“Failing to prepare is preparing to fail”
You've no doubt heard this saying many times; even more so at this time of year as exam season approaches. The mantra voiced across schools and colleges is no different to that at athletics tracks and clubs. The outdoor season in the U.K provides a fresh set of challenges to those experienced during the indoor season - due to the one aspect which is out of our control, namely the unpredictable weather we face.
'Controlling the controllables' is a strategy used by many successful performers. Whilst we cannot control the weather, we can control our preparation, and what we take to a competition. By ensuring you have packed a comprehensive kit back the day before the meet, you can often gain a competitive advantage over less prepared rivals, and prepare yourself for your best possible performance on the day.
So, what should a Pole Vaulter's kit bag should contain?
Spikes: Check you have both spikes, and they have the relevant length spike in them. Officials will often check spike length at championships - don't be caught out.
Spare individual spikes & spike key: In case you realise you're missing a spike or two!
Waterproof clothing: Always be prepared for rain in the U.K.
Spare clothes & socks: Arriving in layers, and taking these off as you warm up and compete is important. Having spare clothes in the event of landing on a wet pit is also critical - you don't want to spend the whole competition cold and wet!
Gloves: Even in the summer you’re bound to have a day where it isn’t warm. Bring gloves so your hands can stay warm in order to be able to grip the pole.
Self-Therapy tools: From foam rollers to hockey balls, whatever tools you use, always make sure you have what you need to put your body in its best position to compete.
Small Tent/Pop-Up Tent: If you're competing somewhere with no shelter then having your own to provide some kind of shelter is very helpful. Something small that is easy to put up and down is ideal.

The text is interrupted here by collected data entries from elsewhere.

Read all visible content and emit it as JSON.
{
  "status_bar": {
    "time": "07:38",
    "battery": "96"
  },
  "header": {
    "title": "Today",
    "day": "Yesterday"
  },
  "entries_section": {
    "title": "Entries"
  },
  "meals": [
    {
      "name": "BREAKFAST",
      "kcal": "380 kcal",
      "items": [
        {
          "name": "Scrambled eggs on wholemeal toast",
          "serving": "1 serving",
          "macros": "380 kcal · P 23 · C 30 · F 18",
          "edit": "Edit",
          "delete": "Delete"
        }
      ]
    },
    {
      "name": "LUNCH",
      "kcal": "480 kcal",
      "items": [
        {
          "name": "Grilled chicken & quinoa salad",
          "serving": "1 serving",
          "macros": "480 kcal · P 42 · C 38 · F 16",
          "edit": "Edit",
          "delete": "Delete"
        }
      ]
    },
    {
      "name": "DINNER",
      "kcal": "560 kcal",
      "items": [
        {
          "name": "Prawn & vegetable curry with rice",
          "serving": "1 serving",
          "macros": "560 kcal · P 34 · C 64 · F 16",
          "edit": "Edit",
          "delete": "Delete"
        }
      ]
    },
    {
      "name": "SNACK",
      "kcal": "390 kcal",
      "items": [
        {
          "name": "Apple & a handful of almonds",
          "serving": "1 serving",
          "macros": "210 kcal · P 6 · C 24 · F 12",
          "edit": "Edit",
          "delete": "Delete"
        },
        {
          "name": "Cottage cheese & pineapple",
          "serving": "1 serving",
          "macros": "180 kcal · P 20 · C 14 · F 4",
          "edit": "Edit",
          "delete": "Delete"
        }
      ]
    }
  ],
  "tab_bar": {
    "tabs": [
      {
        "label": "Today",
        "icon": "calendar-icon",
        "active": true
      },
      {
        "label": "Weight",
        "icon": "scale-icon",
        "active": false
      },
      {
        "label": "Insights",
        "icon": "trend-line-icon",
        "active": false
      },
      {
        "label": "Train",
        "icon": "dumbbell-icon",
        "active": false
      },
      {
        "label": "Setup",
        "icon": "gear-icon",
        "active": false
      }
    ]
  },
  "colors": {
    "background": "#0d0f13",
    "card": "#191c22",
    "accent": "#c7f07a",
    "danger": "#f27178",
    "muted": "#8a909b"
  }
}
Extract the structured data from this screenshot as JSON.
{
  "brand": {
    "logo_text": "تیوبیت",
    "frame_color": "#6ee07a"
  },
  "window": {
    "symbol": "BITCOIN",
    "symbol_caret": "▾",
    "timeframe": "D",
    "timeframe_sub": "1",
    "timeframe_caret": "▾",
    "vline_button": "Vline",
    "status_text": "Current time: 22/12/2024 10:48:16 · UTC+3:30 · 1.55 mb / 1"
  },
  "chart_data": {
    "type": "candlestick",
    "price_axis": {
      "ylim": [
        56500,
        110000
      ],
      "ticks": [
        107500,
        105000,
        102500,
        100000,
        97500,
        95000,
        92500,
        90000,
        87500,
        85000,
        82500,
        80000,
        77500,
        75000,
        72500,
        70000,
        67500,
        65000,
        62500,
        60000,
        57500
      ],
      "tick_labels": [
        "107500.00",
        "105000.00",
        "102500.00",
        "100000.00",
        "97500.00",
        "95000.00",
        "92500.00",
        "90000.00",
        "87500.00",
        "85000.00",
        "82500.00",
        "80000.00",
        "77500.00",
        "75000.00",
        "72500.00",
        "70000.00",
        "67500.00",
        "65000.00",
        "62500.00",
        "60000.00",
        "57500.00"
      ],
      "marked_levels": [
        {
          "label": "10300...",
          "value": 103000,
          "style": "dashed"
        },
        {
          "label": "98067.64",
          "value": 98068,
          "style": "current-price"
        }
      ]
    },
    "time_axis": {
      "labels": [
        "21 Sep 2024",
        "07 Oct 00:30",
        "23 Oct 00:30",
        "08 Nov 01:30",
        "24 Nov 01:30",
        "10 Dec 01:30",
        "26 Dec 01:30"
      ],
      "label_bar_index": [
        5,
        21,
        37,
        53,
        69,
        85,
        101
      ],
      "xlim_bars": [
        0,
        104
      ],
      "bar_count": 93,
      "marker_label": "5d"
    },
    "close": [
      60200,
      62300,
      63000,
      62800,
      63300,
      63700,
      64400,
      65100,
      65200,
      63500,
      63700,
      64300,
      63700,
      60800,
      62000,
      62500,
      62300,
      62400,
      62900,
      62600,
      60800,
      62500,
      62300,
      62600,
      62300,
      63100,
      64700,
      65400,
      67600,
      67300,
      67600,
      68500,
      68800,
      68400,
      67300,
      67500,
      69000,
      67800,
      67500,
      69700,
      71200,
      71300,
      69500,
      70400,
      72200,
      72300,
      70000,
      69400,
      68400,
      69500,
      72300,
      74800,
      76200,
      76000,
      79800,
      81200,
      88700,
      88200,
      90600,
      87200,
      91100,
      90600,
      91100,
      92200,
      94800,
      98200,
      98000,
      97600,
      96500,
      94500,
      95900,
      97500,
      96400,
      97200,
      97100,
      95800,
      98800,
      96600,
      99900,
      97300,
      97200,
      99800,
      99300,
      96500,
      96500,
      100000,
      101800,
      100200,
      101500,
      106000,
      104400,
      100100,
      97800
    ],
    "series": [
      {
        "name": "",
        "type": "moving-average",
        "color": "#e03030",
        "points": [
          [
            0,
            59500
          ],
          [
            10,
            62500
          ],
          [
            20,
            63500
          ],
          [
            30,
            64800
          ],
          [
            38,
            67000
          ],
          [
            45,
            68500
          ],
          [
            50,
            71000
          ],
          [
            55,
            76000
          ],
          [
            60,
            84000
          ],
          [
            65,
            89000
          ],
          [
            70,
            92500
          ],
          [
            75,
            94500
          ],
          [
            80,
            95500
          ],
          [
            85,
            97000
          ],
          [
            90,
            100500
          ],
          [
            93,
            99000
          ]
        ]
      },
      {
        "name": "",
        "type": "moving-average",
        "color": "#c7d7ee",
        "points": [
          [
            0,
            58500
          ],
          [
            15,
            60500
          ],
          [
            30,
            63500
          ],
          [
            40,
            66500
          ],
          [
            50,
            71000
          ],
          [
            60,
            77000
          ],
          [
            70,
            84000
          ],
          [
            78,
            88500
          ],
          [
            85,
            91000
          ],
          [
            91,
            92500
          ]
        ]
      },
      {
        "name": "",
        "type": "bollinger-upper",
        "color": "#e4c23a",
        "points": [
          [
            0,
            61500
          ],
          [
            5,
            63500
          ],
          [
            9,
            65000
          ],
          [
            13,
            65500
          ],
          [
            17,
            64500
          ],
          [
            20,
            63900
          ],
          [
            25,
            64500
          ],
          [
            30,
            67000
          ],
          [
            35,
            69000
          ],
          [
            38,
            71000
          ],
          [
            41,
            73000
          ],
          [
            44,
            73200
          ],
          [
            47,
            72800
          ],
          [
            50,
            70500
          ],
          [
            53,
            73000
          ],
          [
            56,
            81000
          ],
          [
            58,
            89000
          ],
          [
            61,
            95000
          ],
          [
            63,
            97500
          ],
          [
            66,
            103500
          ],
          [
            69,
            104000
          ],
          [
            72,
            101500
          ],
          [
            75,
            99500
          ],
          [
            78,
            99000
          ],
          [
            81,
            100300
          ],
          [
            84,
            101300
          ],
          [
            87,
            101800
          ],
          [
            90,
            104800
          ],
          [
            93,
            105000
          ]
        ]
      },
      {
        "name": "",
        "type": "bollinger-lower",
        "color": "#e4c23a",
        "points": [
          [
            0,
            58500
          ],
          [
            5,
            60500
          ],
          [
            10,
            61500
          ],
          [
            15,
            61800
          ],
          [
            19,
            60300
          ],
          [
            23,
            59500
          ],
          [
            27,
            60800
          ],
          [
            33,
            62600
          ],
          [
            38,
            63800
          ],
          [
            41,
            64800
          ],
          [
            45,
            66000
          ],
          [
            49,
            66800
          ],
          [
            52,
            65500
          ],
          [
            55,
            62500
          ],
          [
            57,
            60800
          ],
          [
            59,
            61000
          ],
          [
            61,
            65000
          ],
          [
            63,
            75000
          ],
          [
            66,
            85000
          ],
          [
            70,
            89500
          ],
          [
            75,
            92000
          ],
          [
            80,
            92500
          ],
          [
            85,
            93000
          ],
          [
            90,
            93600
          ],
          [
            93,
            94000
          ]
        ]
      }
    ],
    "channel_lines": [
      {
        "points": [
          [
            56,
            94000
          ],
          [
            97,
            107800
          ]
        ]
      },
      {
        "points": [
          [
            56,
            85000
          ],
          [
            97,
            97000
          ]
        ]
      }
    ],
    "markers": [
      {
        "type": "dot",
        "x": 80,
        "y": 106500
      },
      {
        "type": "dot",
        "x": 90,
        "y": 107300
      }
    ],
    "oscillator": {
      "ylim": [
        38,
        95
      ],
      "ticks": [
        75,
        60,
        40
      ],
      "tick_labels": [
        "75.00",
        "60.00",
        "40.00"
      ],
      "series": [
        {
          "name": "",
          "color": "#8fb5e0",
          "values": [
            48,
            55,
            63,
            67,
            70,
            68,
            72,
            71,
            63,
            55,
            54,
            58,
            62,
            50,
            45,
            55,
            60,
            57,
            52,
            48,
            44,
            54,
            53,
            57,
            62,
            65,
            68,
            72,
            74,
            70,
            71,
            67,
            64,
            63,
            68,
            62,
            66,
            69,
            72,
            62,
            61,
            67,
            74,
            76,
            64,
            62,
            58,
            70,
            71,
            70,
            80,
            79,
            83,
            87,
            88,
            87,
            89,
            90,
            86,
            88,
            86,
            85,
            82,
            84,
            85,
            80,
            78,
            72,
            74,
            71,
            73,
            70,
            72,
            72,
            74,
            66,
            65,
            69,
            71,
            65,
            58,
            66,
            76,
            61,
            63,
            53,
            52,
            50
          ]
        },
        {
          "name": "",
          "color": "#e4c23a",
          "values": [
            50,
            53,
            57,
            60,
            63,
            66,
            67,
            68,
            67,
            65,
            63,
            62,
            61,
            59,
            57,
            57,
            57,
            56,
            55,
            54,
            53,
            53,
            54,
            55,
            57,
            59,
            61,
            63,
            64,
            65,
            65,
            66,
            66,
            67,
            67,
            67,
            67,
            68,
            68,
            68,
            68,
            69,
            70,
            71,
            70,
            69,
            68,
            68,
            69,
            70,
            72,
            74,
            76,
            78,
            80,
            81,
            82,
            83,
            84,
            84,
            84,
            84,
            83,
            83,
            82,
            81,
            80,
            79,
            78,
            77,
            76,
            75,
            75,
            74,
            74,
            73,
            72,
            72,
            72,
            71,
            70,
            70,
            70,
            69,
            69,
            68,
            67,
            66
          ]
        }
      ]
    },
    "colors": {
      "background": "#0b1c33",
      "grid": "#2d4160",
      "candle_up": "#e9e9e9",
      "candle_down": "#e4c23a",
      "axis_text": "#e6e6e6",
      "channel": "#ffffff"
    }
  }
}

Umbrella: Great to use with one of your teammates to keep you dry when preparing for a vault.
Chalk or sticky spray: Whatever your preference always ensure you have an adequate supply. All pole vaulters know how important it is to be able to trust your grip.
Grip tape: Equally as important as the above as you may have to re-tape a pole that gets wet.
Tape measure: This is a must. Never rely on anyone else providing one for you.
Bungee: Many stadiums amazingly do not have bungee bars: We would recommend always taking one with you for the warm up.
Run-up markers: Very helpful for you and your coach. If it’s raining you’ll need something more substantial than a shoe, or a piece of chalk or tape. If using tape we would suggest using a pin to make sure it stays in the track.
Permanent marker: Run up markers can get kicked around or moved accidentally, so it always helps to make a permanent mark that can’t be moved.
Towels: Whether you’re drying yourself or your equipment, these are always helpful to have.
Bin bags: These are very useful to put wet clothes in. You can also put them over the grip end of your poles to provide an extra layer of waterproof protection.
Simple First Aid kit: I’m sure many athletes have spiked themselves and having a simple first aid kit including plasters can be very helpful.
Food & Drink: Feeling thirsty or hungry can have seriously negative effects on performance. Always take your own food and drink, and remember to bring something to consume immediately after the competition.
We hope this list is useful and would like to wish everyone all the best with their competitions this outdoor season.